In this work, we compare two schemes for generating arbitrary qudit graph states using spin qudits in silicon. The first scheme proposes the creation of qudit linear graph states from a single emitter - a silicon spin qudit. By employing fusion - a destructive and non-deterministic measurement technique - these linear graphs can then be combined to form more complex resource states (multi-photon entangled states), such as ring or ladder structures, which are used to carry out the computation. The second scheme employs two spin qudits. Instead of relying on fusion, the two emitters are directly coupled via CZ to generate the same resource states, thereby eliminating the need for fusion. We compare the two schemes in terms of their ability to produce equivalent resource states and discuss their respective advantages and limitations for building scalable architectures.

Figures (10)

• Figure 1: a) represents a three-photon graph state where the purple spheres correspond to photons prepared in the $\ket{+}$ state. The photons are connected by edges, which correspond to CZ gates. b) shows the circuit representation of the graph state defined in (a). A Hadamard gate is applied to each photon, followed by CZ gates between the first and second photons, as well as between the second and third photons, forming a linear cluster state. Here, photons are treated as qubits; they are not yet qudits.

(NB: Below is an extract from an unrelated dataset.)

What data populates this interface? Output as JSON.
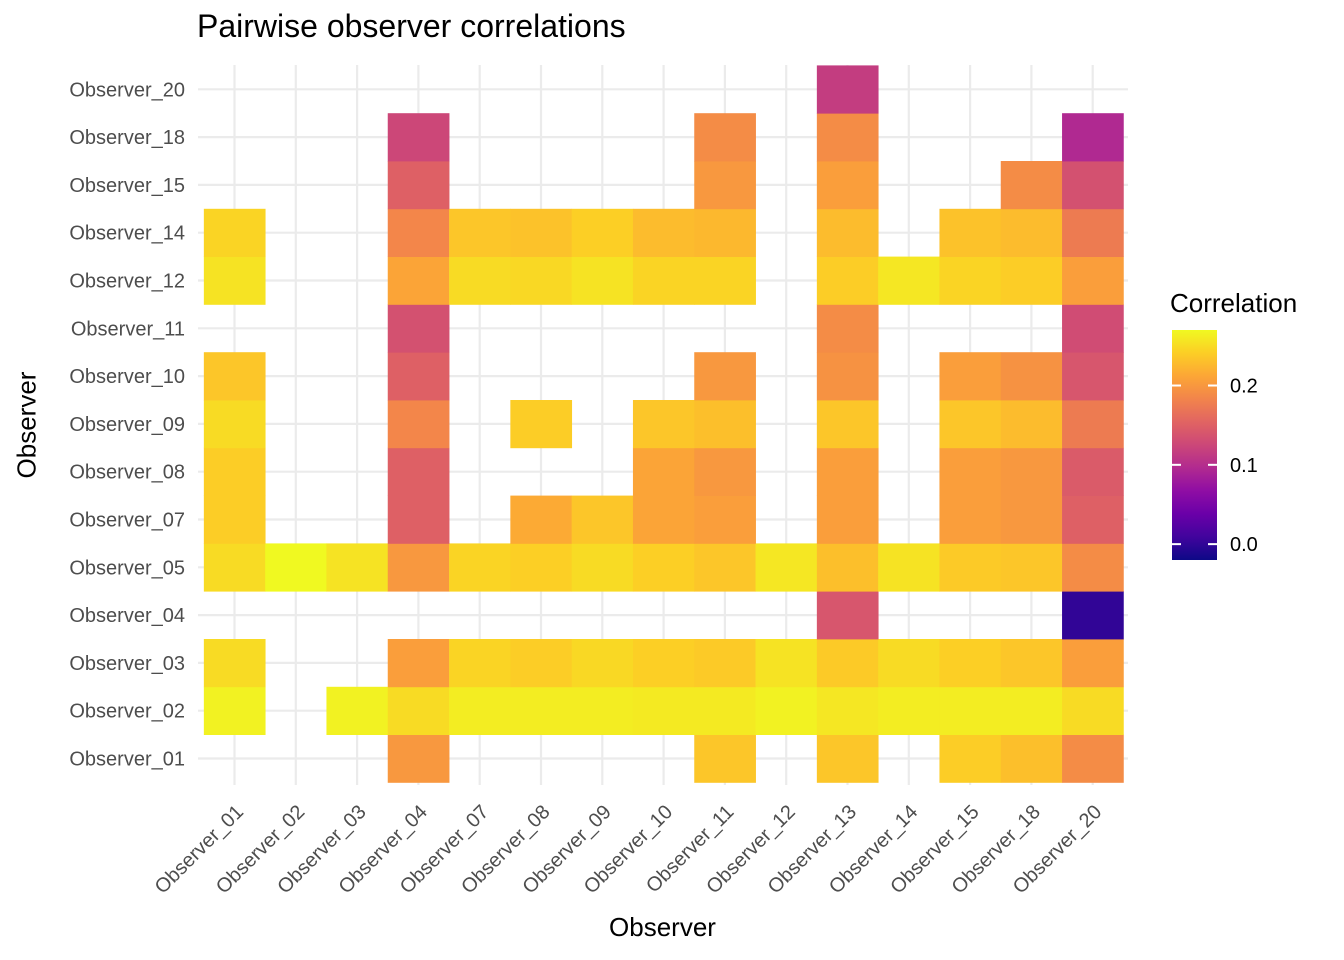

• Figure 2: Energy spectrum of the single neutral antimony donor. Antimony possesses a high nuclear spin, giving rise to eight distinct nuclear spin states. In its neutral charge configuration, the electron spin becomes hyperfine-coupled to the antimony nuclear spin, resulting in a Hilbert space of dimension 16. NMR transitions with $\Delta m \pm 1$ are represented by curved arrows and are labeled with a subscript 0 to denote the neutral charge state. ESR transitions are shown as vertical solid arrows, while EDSR transitions are indicated with dashed arrows.
• Figure 3: The antimony donor is assumed positioned at an antinode of the cavity electric field, to achieve capacitive coupling to the donor’s electric dipole and stimulate the EDSR transitions to emit photons coherently. The EDSR frequency between the states $\ket{7/2}\ket{\downarrow} \leftrightarrow \ket{5/2}\ket{\uparrow}$ is chosen as fixed frequency for emitting photons
• Figure 4: The circuit illustrates the steps of Protocol \ref{['p:photon_emission']}, in which we emit a 3-dimensional single photon from a single antimony donor. We begin by applying a generalized Hadamard gate ($F_3$) on the nucleus. Next, we apply an EDSR pulse at the frequency at which the cavity operates (between the states $\ket{7/2}$ and $\ket{5/2}$) on the electron to excite the population of state $\ket{7/2}\ket{\downarrow}$ to $\ket{5/2}\ket{\uparrow}$, allowing the electron to emit a photon coherently. We then apply a permutation operation between the $\ket{7/2}$ and $\ket{5/2}$ states to exchange the populations between states. In this case, the permutation is achieved via a single nuclear magnetic resonance (NMR) pulse, followed by another EDSR pulse. This process of applying a permutation and an EDSR pulse is repeated sequentially until the third state involved in the superposition, $\ket{1/2}$, is used. After these operations, a single photon is emitted in 3 modes but remains entangled with the antimony donor. To decouple the antimony from the photon, we apply a second $F_3$ gate and then measure the antimony. As a result, a single photon is emitted into many modes.
• Figure 5: Type-II Fusion of a Linear Eight-Qudit (Four-Dimensional) graph State. This figure illustrates the generation of high-dimensional resource states for photonic quantum computing. Initially, an eight-qudit linear graph state is prepared, with local dimension, qudit dimension, is being four. The antimony donor is then measured to decouple the nuclear spin from the photons, yielding a purely photonic graph state. Subsequently, the first and eighth photons are fused using a type-II fusion gate, which requires two single-photon ancilla states. This operation results in a six-ring qudit graph state, where each node (qudit) retains its four-mode encoding.